I bit down on a chuckle. “Agreed, but it’d also be helpful if you didn’t look at me every time I open my mouth like I’m trying to ruin you.”
He shot me a sideways look, then nodded. “But before we bring this to the group, to my father even, you’re going to have to lay out your plans in their entirety, tell me everything you want to do. No more surprises.”
“Agreed.”
“Tonight.”
“Tonight?”
“Tonight. You’ll tell me everything.”
I exhaled. Why did that statement make me uneasy?
We went back into the meeting a united front, with plans made to have dinner, in town this time, to go over my plans. Neutral ground? Maybe. But for the first time with this guy, I felt hopeful.
Chapter 10
At five minutes to seven I descended the stairs to meet Archie in the lobby. It was funny how in the relatively short time I’d been here, I’d come to know certain parts of this hotel like the back of my hand. I knew the potted ferns on the fifth floor were a bit on the droopy side and looked like they weren’t being watered regularly. I knew that the last room on the right on the fourth floor always had afternoon tea in their room, the service still usually sitting outside by the time I went down to dinner. I knew that on the third step between the third and fourth floors there was an extremely loud squeak if you stepped on it just right.
The main staircase really was a thing of beauty, all carved wood and twisty columns. Between the second and first floors it became even grander, the showpiece of the center lobby. As I turned the last corner and saw Archie waiting at the bottom for me, a slow grin crept over his face as I moved down the steps.

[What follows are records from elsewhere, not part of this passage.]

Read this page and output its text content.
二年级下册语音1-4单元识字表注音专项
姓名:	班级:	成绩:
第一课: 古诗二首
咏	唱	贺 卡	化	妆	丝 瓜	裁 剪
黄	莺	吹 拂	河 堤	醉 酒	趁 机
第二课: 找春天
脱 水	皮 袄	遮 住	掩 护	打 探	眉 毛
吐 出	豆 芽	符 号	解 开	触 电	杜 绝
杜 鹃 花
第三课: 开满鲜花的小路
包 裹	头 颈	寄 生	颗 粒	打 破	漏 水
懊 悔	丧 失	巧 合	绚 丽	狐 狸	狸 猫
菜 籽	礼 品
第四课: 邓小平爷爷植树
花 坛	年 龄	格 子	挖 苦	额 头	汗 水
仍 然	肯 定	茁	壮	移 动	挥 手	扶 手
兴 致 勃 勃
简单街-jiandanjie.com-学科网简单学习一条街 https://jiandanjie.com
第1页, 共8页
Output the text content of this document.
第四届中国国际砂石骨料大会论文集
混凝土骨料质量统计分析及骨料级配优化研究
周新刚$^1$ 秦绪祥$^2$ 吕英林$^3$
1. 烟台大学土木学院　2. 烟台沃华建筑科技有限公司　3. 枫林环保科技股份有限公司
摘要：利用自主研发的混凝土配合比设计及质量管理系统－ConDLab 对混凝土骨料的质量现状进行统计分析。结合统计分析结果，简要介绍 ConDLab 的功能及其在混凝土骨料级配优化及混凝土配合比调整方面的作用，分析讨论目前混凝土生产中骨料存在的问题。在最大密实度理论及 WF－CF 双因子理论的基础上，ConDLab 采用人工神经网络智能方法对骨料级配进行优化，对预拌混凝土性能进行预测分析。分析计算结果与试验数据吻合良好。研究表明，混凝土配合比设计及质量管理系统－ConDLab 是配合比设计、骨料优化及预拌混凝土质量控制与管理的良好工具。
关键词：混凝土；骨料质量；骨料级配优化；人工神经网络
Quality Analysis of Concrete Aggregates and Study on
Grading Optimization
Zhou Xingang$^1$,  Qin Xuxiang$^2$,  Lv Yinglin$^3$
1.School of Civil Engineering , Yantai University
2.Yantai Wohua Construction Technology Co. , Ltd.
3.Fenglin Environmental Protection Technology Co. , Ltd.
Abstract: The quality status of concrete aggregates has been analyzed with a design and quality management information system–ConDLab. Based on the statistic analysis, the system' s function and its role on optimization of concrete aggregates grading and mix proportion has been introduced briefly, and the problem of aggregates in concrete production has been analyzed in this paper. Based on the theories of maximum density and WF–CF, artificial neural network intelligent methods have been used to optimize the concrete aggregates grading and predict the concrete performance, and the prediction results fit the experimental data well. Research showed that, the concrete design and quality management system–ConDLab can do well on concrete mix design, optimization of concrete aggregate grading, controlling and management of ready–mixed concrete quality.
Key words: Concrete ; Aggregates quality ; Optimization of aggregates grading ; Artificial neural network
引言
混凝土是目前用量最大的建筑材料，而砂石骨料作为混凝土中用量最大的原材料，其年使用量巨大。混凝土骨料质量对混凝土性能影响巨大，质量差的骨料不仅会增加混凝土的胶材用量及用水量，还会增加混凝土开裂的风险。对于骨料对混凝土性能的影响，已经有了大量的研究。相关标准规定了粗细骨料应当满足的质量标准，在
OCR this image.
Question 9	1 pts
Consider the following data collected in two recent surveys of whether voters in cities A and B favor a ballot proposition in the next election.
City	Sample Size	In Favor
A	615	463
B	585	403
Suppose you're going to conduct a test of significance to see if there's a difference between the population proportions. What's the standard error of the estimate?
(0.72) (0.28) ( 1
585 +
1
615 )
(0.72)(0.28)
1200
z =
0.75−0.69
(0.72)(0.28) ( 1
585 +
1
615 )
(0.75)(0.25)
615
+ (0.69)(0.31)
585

“This feels very Titanic.” I chuckled. Though Jack Dawson in his borrowed finest had nothing on Archie Bryant in a sweater and jeans. The sweater being a soft-looking beige cashmere V-neck with just the edge of his white collared shirt poking out, so he was still neat and tidy but a bit more approachable than in his customary finely tailored suits. “You know, Jack and Rose, center staircase, all that?”
“That’s terrible, I don’t plan on hitting any icebergs tonight.”
“You shouldn’t plan on hitting anything tonight,” I said, raising one eyebrow and coming to a stop a few steps before the bottom. Eye level.
His blue eyes twinkled. “Let’s just try to get through dinner without yelling, that’d be a start, Ms. Morgan.”